2) say the DON "no" and continue to look.

It is that simple. I would definitely look for more details before accepting a job with on call obligations.

Location-dependent, nurses who desperately want to get out of bedside can literally be a dime a dozen, so "negotiations" the way they happen in other occupations just do not lead anywhere. Plus, "on call" job can be feast or famine. Speaking about hospice, it can mean staying with an actively dying human being suffering from intractable pain as long as it takes while the family makes ugly quarrel around. "Median" work time in this situation is as objective and truthful as a median body temperature in a hospital.

I worked with "on call" hospice nurses quite a lot and while many of them had second jobs to fill quiet hours (in particular, doing document reviews and such for insurance companies), none of them complained on being "bored". Sometimes, when patient and family required, they had to stay with them as long as it was necessary - one time, 24 hours plus some more to help family with body transfer and support them in early grieving. And, yes, they were paid quite a bit less than their bedside colleagues.

Can she work for the hospital she's currently at PRN? Maybe pick up some extra shifts on her 7 days off to offset the wage gap?

Specializes in Med/Surg, Tele, Dialysis, Hospice.

I've worked for two different hospices and currently have a job where I have daily contact with several hospices. BEWARE any hospice job that is on call and salary. What they are telling your wife about not getting called out that often is nice, but the reality is that if there is an admission (2-6 hours, depending on the patient and situation) that gets pushed to after hours or any other "leftover" work from the day shift, e.g. scheduled visits that the day shift case managers couldn't get to during their shifts, it will probably get dumped onto her and she will have nights where she is swamped with work, even if she doesn't get called out for an emergent need. Hospices don't like to pay people to sit around and twiddle their thumbs, believe me, they will likely find her plenty to do aside from the visits that she has to do. The whole on call thing sounds good in theory but unfortunately, it really is too good to be true in many cases.

I accepted a 7 days on/7 days off on call job with a hospice a few years ago and was told that during my off week I wouldn't have to do anything and during my on week I would have days off and be on call all night, similar to what your wife is considering. The reality after I had gotten through most of my orientation was that I was expected to be available during the days on my off week because I didn't have to go out at night (so no off week at all, go figure!), and that I would be available during the days on my on week because the supervisor decided that there weren't enough visits on average to warrant my salary. So on my on weeks, I was literally expected to be available 24/7 for seven days in a row. No, thanks, I quit as soon as all of this was presented to me.
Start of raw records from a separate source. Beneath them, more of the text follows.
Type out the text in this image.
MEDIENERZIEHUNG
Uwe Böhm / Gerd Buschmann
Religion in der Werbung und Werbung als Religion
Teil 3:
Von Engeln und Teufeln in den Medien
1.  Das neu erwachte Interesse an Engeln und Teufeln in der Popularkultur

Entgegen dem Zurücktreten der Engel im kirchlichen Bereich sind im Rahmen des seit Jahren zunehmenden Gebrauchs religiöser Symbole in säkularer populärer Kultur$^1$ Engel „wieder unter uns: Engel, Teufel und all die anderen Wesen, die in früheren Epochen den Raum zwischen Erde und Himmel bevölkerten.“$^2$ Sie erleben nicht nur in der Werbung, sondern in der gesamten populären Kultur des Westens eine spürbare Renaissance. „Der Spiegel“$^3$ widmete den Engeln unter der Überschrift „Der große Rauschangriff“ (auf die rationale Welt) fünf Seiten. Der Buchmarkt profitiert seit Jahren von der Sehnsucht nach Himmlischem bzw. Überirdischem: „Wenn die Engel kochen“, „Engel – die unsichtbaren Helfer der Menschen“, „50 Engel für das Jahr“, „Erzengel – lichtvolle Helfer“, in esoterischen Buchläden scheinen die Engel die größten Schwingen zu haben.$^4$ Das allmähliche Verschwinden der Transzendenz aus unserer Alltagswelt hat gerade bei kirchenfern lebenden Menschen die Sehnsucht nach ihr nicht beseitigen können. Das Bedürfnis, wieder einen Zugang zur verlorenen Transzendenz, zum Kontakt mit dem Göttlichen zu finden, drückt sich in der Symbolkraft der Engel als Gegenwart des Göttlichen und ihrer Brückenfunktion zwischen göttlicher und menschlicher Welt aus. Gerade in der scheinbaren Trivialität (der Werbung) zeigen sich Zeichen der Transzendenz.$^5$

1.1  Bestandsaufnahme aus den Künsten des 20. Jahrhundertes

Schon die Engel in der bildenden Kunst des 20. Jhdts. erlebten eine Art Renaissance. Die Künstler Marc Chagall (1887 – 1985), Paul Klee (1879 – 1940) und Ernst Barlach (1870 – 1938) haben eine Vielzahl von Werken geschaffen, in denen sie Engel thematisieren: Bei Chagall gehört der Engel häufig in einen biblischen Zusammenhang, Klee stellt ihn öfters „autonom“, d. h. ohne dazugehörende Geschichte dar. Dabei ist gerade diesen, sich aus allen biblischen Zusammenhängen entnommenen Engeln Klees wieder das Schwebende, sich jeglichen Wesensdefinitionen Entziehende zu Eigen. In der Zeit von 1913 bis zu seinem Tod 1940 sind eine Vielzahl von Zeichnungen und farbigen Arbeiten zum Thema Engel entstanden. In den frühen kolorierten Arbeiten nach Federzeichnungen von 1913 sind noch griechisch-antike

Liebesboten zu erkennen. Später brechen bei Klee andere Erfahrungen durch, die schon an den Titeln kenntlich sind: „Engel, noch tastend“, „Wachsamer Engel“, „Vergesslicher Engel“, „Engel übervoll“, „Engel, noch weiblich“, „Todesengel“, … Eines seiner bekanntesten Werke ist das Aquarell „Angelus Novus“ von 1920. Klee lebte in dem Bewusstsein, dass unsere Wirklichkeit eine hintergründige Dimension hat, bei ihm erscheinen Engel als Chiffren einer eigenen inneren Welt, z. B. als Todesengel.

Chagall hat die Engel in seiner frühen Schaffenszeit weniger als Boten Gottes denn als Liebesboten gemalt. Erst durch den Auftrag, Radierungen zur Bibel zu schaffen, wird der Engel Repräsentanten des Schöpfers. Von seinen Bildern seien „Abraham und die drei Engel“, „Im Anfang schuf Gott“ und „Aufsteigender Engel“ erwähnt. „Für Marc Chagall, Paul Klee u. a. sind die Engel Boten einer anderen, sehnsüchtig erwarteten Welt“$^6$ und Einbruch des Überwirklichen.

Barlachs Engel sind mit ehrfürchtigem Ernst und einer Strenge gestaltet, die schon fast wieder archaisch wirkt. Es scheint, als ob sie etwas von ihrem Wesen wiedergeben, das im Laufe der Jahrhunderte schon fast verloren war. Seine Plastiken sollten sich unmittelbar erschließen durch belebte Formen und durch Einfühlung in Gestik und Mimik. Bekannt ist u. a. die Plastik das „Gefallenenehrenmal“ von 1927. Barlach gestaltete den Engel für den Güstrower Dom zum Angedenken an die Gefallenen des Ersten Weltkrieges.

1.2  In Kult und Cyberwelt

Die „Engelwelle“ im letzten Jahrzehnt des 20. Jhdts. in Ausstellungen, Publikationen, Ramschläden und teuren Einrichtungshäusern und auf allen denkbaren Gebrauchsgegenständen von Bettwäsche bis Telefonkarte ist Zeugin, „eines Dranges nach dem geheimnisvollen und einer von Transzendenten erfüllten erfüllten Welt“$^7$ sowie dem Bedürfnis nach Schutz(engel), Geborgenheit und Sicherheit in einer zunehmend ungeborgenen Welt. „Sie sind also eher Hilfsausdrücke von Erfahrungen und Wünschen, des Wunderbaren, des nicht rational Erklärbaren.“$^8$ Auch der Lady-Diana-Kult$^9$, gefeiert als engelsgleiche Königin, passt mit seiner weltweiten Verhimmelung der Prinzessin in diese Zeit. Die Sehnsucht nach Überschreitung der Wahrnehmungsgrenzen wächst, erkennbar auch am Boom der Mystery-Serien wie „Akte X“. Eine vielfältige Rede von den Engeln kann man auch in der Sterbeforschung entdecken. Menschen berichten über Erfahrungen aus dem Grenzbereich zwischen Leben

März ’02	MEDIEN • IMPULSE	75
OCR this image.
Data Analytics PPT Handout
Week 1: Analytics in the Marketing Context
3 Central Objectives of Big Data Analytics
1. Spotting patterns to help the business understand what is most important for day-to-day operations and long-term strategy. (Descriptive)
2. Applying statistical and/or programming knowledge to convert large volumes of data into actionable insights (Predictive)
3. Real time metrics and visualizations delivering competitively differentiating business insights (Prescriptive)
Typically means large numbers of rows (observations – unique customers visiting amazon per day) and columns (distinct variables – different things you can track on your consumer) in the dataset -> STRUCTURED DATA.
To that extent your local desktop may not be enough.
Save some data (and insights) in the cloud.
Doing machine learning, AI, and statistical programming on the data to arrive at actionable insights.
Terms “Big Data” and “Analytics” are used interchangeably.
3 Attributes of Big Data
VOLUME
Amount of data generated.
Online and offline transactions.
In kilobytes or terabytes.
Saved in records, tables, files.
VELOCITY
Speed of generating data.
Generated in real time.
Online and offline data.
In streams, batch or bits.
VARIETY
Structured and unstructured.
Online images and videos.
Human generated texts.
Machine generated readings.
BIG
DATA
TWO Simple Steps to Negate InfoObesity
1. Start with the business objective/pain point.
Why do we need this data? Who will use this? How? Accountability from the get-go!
Tell your wife to be very, very careful and ask a LOT of questions about job expectations. Will she be expected to do anything above and beyond the emergent visits? Will she have to do admissions, clean up after a slow case manager who consistently doesn't get her work done during the day? If possible, she needs to get it in writing. That was my mistake.

Best to both of you!

Specializes in PACU.

I previously worked as an admin for a hospice and have lots of thoughts about how that works out, if your wife would like to chat about it, I'd respond.

They have beyond low-balled her and I wouldn't get out of bed for $50K on that schedule.

They want to work your wife like a dog while paying her just full time pay. Thats the bottom line of it.

Pay varies by location of the country. But this sounds low for the amount of hours they require her to work, even in places with lower cost of living.If I was offered this, I'd keep looking for another job. A company that doesn't value one's contributions during the hire process will only treat the employee worse once they take that offer.